In the US, the Asset Managers Forum (AMF) Corporate Actions Committee has published a draft of best practice recommendations for processing mandatory and voluntary corporate actions and is creating a consistent, standard set of information for corporate action announcements. The committee is close to finalising the minimum required data elements that should be included in corporate actions announcements to create a golden copy of the corporate action event from the issuer.

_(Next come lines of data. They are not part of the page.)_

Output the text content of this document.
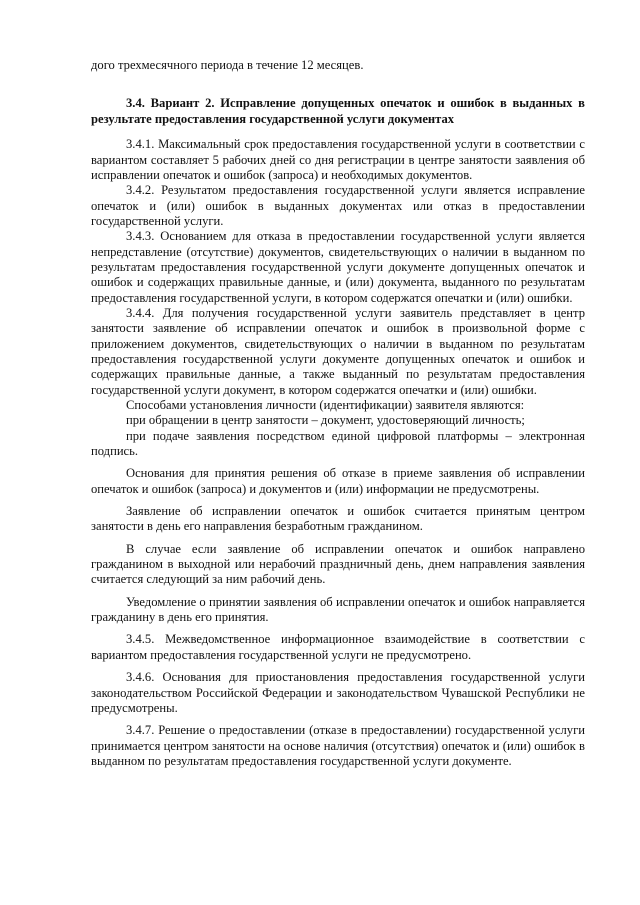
дого трехмесячного периода в течение 12 месяцев.

3.4. Вариант 2. Исправление допущенных опечаток и ошибок в выданных в результате предоставления государственной услуги документах

3.4.1. Максимальный срок предоставления государственной услуги в соответствии с вариантом составляет 5 рабочих дней со дня регистрации в центре занятости заявления об исправлении опечаток и ошибок (запроса) и необходимых документов.

3.4.2. Результатом предоставления государственной услуги является исправление опечаток и (или) ошибок в выданных документах или отказ в предоставлении государственной услуги.

3.4.3. Основанием для отказа в предоставлении государственной услуги является непредставление (отсутствие) документов, свидетельствующих о наличии в выданном по результатам предоставления государственной услуги документе допущенных опечаток и ошибок и содержащих правильные данные, и (или) документа, выданного по результатам предоставления государственной услуги, в котором содержатся опечатки и (или) ошибки.

3.4.4. Для получения государственной услуги заявитель представляет в центр занятости заявление об исправлении опечаток и ошибок в произвольной форме с приложением документов, свидетельствующих о наличии в выданном по результатам предоставления государственной услуги документе допущенных опечаток и ошибок и содержащих правильные данные, а также выданный по результатам предоставления государственной услуги документ, в котором содержатся опечатки и (или) ошибки.

Способами установления личности (идентификации) заявителя являются:

при обращении в центр занятости – документ, удостоверяющий личность;

при подаче заявления посредством единой цифровой платформы – электронная подпись.

Основания для принятия решения об отказе в приеме заявления об исправлении опечаток и ошибок (запроса) и документов и (или) информации не предусмотрены.

Заявление об исправлении опечаток и ошибок считается принятым центром занятости в день его направления безработным гражданином.

В случае если заявление об исправлении опечаток и ошибок направлено гражданином в выходной или нерабочий праздничный день, днем направления заявления считается следующий за ним рабочий день.

Уведомление о принятии заявления об исправлении опечаток и ошибок направляется гражданину в день его принятия.

3.4.5. Межведомственное информационное взаимодействие в соответствии с вариантом предоставления государственной услуги не предусмотрено.

3.4.6. Основания для приостановления предоставления государственной услуги законодательством Российской Федерации и законодательством Чувашской Республики не предусмотрены.

3.4.7. Решение о предоставлении (отказе в предоставлении) государственной услуги принимается центром занятости на основе наличия (отсутствия) опечаток и (или) ошибок в выданном по результатам предоставления государственной услуги документе.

Elisa Nuottajarvi, director at the AMF, says the forum is drawing up a series of templates that it would like to see used by issuers for voluntary corporate actions as part of its best practice guidelines. “The templates are designed to ensure the necessary information is available. If this information is missing it heightens the risk of a corporate action. Once we have a standard format it will make automation easier.”

Wrong end of the stick

The AMF’s members manage $16,000bn in assets and have experienced losses as a result of misinterpreted corporate actions. The AMF says issuers will have to help take the risk out of the process if they are to make investment more attractive. While the decision to approach the Securities & Exchanges Commission (SEC) to get regulatory backing for the initiative will not be taken lightly, it will be considered if needed.

Until now, the regulators have steered clear of the problem but Bob Cumberbatch, director of business lines, pricing and reference data at Interactive Data (Europe), says the strong relationship between corporate actions and equities pricing means the risk of misinterpretation becomes more apparent under the Markets in Financial Instruments Directive (MiFID), due to the required transparency in pre-trade prices.

He says: “A corporate action can affect the pre-trade price. If companies trading or quoting away from an exchange were to do so without knowledge of an impending corporate action, they may quote at the wrong price or even trade at the wrong price.”

He points out that post-MiFID, there is more chance of this happening – and also more chance of being caught trading or quoting at the wrong price because of the obligation to publish the details of the transaction so that corporate actions just might get caught in the regulatory spotlight, by default, in the very near future.